Many of the girls are working in hotels and nightclubs after being sold to prostitution rings by human traffickers, according to a fact-finding mission carried out by the agency in collaboration with Malian authorities in December.
NAPTIP's Arinze Osakwe told CNN most of the girls said they were lured by human traffickers who promised them employment in Malaysia.
"The new trend is that they told them they were taking them to Malaysia and they found themselves in Mali. They told them they would be working in five-star restaurants where they would be paid $700 per month," Osakwe, who was part of an earlier NAPTIP rescue mission, said.
Some of the girls had been sold as sex slaves in gold mining camps in northern parts of Mali, he said.
Officials from the agency under Operation Timbuktu rescued 104 Nigerian girls from three brothels in Bamako, Mali's capital in 2011.

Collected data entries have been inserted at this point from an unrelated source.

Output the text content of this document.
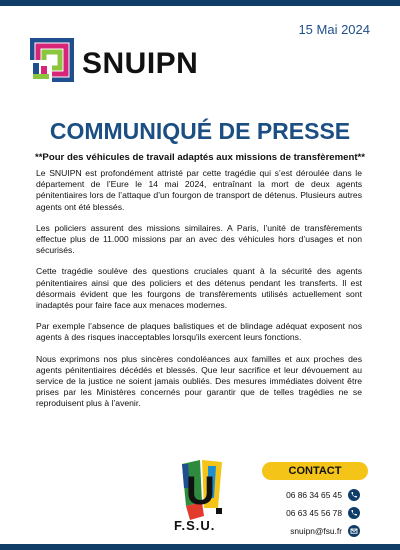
15 Mai 2024
SNUIPN
COMMUNIQUÉ DE PRESSE
**Pour des véhicules de travail adaptés aux missions de transfèrement**

Le SNUIPN est profondément attristé par cette tragédie qui s’est déroulée dans le département de l’Eure le 14 mai 2024, entraînant la mort de deux agents pénitentiaires lors de l’attaque d’un fourgon de transport de détenus. Plusieurs autres agents ont été blessés.

Les policiers assurent des missions similaires. A Paris, l’unité de transfèrements effectue plus de 11.000 missions par an avec des véhicules hors d’usages et non sécurisés.

Cette tragédie soulève des questions cruciales quant à la sécurité des agents pénitentiaires ainsi que des policiers et des détenus pendant les transferts. Il est désormais évident que les fourgons de transfèrements utilisés actuellement sont inadaptés pour faire face aux menaces modernes.

Par exemple l’absence de plaques balistiques et de blindage adéquat exposent nos agents à des risques inacceptables lorsqu'ils exercent leurs fonctions.

Nous exprimons nos plus sincères condoléances aux familles et aux proches des agents pénitentiaires décédés et blessés. Que leur sacrifice et leur dévouement au service de la justice ne soient jamais oubliés. Des mesures immédiates doivent être prises par les Ministères concernés pour garantir que de telles tragédies ne se reproduisent plus à l’avenir.

U
F.S.U.
CONTACT
06 86 34 65 45
06 63 45 56 78
snuipn@fsu.fr
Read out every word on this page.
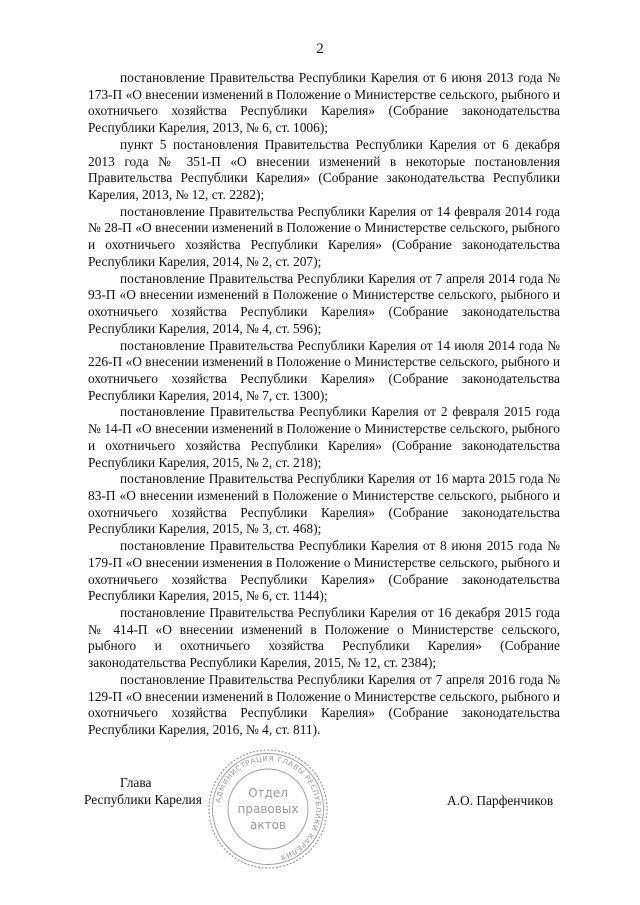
2

постановление Правительства Республики Карелия от 6 июня 2013 года № 173-П «О внесении изменений в Положение о Министерстве сельского, рыбного и охотничьего хозяйства Республики Карелия» (Собрание законодательства Республики Карелия, 2013, № 6, ст. 1006);

пункт 5 постановления Правительства Республики Карелия от 6 декабря 2013 года № 351-П «О внесении изменений в некоторые постановления Правительства Республики Карелия» (Собрание законодательства Республики Карелия, 2013, № 12, ст. 2282);

постановление Правительства Республики Карелия от 14 февраля 2014 года № 28-П «О внесении изменений в Положение о Министерстве сельского, рыбного и охотничьего хозяйства Республики Карелия» (Собрание законодательства Республики Карелия, 2014, № 2, ст. 207);

постановление Правительства Республики Карелия от 7 апреля 2014 года № 93-П «О внесении изменений в Положение о Министерстве сельского, рыбного и охотничьего хозяйства Республики Карелия» (Собрание законодательства Республики Карелия, 2014, № 4, ст. 596);

постановление Правительства Республики Карелия от 14 июля 2014 года № 226-П «О внесении изменений в Положение о Министерстве сельского, рыбного и охотничьего хозяйства Республики Карелия» (Собрание законодательства Республики Карелия, 2014, № 7, ст. 1300);

постановление Правительства Республики Карелия от 2 февраля 2015 года № 14-П «О внесении изменений в Положение о Министерстве сельского, рыбного и охотничьего хозяйства Республики Карелия» (Собрание законодательства Республики Карелия, 2015, № 2, ст. 218);

постановление Правительства Республики Карелия от 16 марта 2015 года № 83-П «О внесении изменений в Положение о Министерстве сельского, рыбного и охотничьего хозяйства Республики Карелия» (Собрание законодательства Республики Карелия, 2015, № 3, ст. 468);

постановление Правительства Республики Карелия от 8 июня 2015 года № 179-П «О внесении изменения в Положение о Министерстве сельского, рыбного и охотничьего хозяйства Республики Карелия» (Собрание законодательства Республики Карелия, 2015, № 6, ст. 1144);

постановление Правительства Республики Карелия от 16 декабря 2015 года № 414-П «О внесении изменений в Положение о Министерстве сельского, рыбного и охотничьего хозяйства Республики Карелия» (Собрание законодательства Республики Карелия, 2015, № 12, ст. 2384);

постановление Правительства Республики Карелия от 7 апреля 2016 года № 129-П «О внесении изменений в Положение о Министерстве сельского, рыбного и охотничьего хозяйства Республики Карелия» (Собрание законодательства Республики Карелия, 2016, № 4, ст. 811).

Глава
Республики Карелия	А.О. Парфенчиков
АДМИНИСТРАЦИЯ ГЛАВЫ РЕСПУБЛИКИ КАРЕЛИЯ
Отдел
правовых
актов
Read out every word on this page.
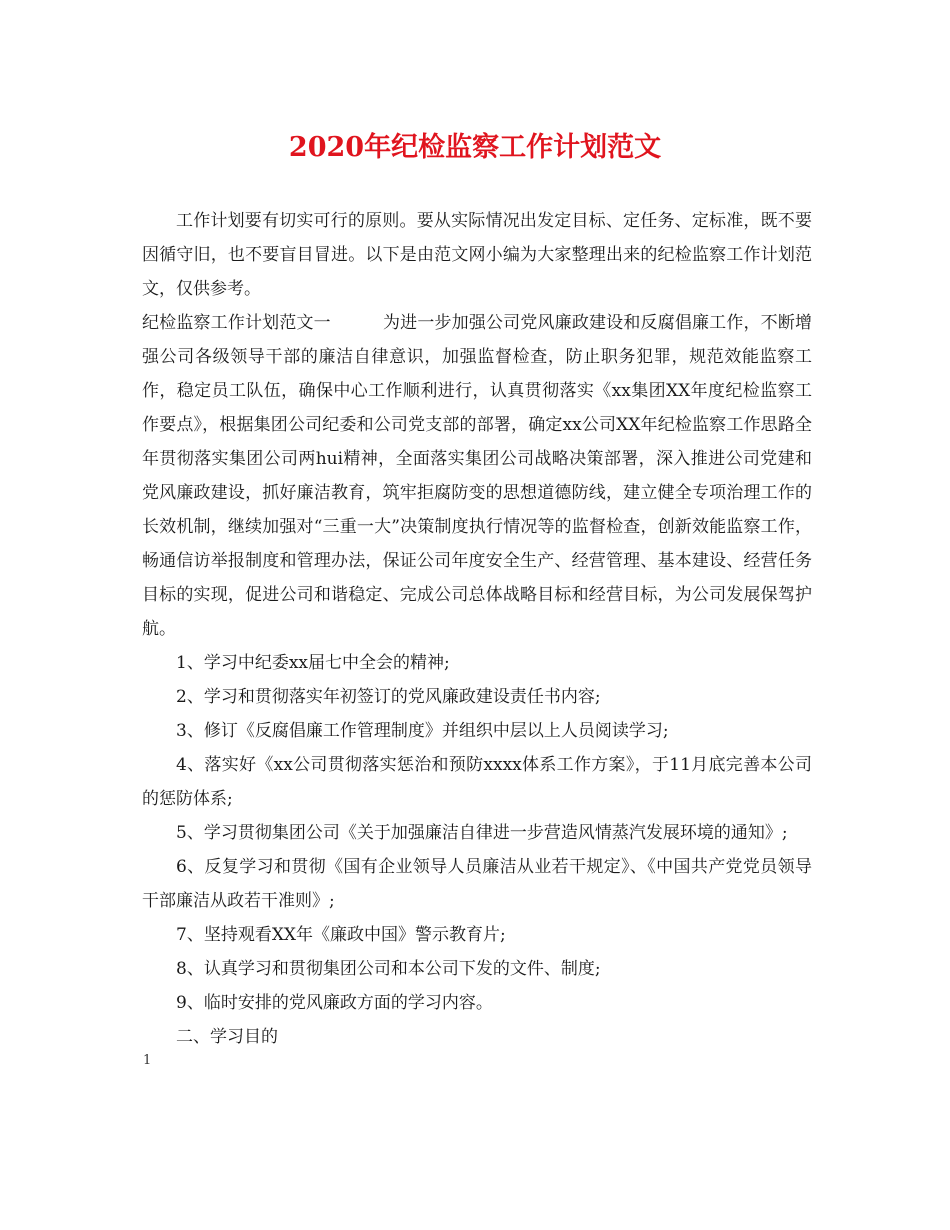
2020年纪检监察工作计划范文

工作计划要有切实可行的原则。要从实际情况出发定目标、定任务、定标准，既不要因循守旧，也不要盲目冒进。以下是由范文网小编为大家整理出来的纪检监察工作计划范文，仅供参考。

纪检监察工作计划范文一	为进一步加强公司党风廉政建设和反腐倡廉工作，不断增强公司各级领导干部的廉洁自律意识，加强监督检查，防止职务犯罪，规范效能监察工作，稳定员工队伍，确保中心工作顺利进行，认真贯彻落实《xx集团XX年度纪检监察工作要点》，根据集团公司纪委和公司党支部的部署，确定xx公司XX年纪检监察工作思路全年贯彻落实集团公司两hui精神，全面落实集团公司战略决策部署，深入推进公司党建和党风廉政建设，抓好廉洁教育，筑牢拒腐防变的思想道德防线，建立健全专项治理工作的长效机制，继续加强对“三重一大”决策制度执行情况等的监督检查，创新效能监察工作，畅通信访举报制度和管理办法，保证公司年度安全生产、经营管理、基本建设、经营任务目标的实现，促进公司和谐稳定、完成公司总体战略目标和经营目标，为公司发展保驾护航。

1、学习中纪委xx届七中全会的精神;

2、学习和贯彻落实年初签订的党风廉政建设责任书内容;

3、修订《反腐倡廉工作管理制度》并组织中层以上人员阅读学习;

4、落实好《xx公司贯彻落实惩治和预防xxxx体系工作方案》，于11月底完善本公司的惩防体系;

5、学习贯彻集团公司《关于加强廉洁自律进一步营造风情蒸汽发展环境的通知》;

6、反复学习和贯彻《国有企业领导人员廉洁从业若干规定》、《中国共产党党员领导干部廉洁从政若干准则》;

7、坚持观看XX年《廉政中国》警示教育片;

8、认真学习和贯彻集团公司和本公司下发的文件、制度;

9、临时安排的党风廉政方面的学习内容。

二、学习目的

1
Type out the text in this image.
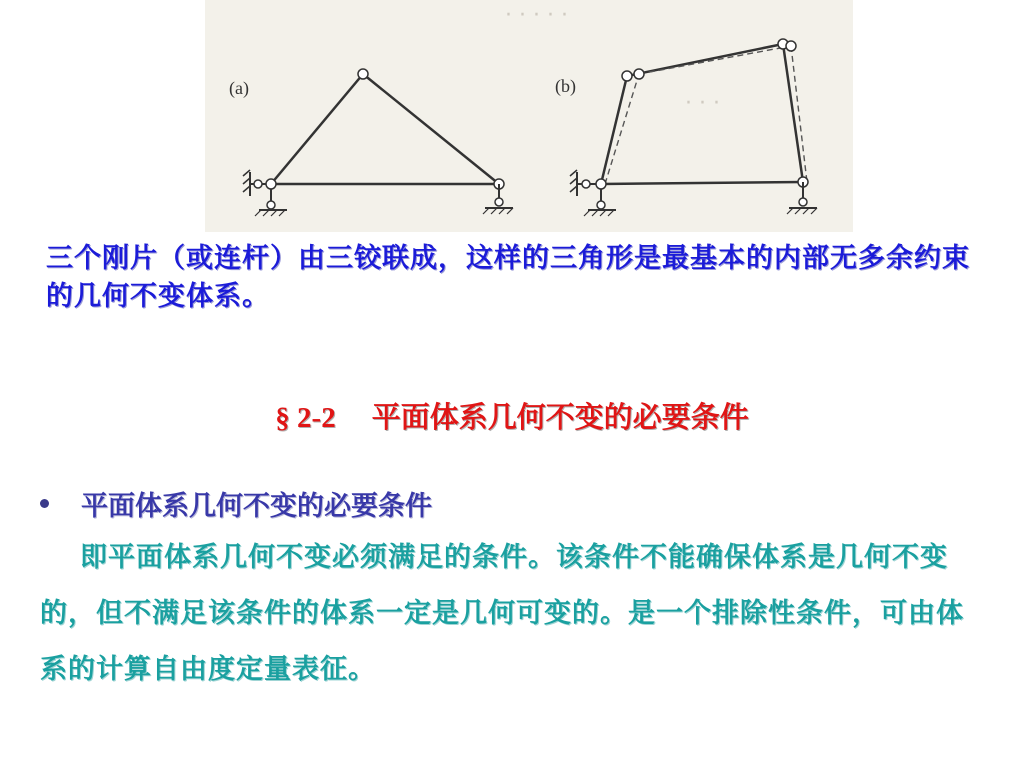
· · · · ·
· · ·
(a)	(b)
三个刚片（或连杆）由三铰联成，这样的三角形是最基本的内部无多余约束的几何不变体系。
§ 2-2 平面体系几何不变的必要条件
平面体系几何不变的必要条件
即平面体系几何不变必须满足的条件。该条件不能确保体系是几何不变的，但不满足该条件的体系一定是几何可变的。是一个排除性条件，可由体系的计算自由度定量表征。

They were forced to become sex workers in mining communities in northern Mali.
"We brought back 104 girls just from three ramshackle brothels, and those were the ones that were even willing to come. They were mostly between the age of 13 and 25, and they had been trapped in the country for many years," Osakwe said.
"Since then, we have been working with local authorities and receiving reports from the Nigerian embassy in Bamako that the number of Nigerian girls trafficked to Mali has spiked tremendously," he said.
The agency said it is working with Malian authorities, the International Organization for Migration and National Emergency Management Agency to send the girls back to Nigeria.
Every year, tens of thousands of Nigerians are trafficked illegally to destinations abroad especially Europe.
Around 97 percent of victims are women, and 77 percent have been sexually exploited by their traffickers, according to IOM estimates.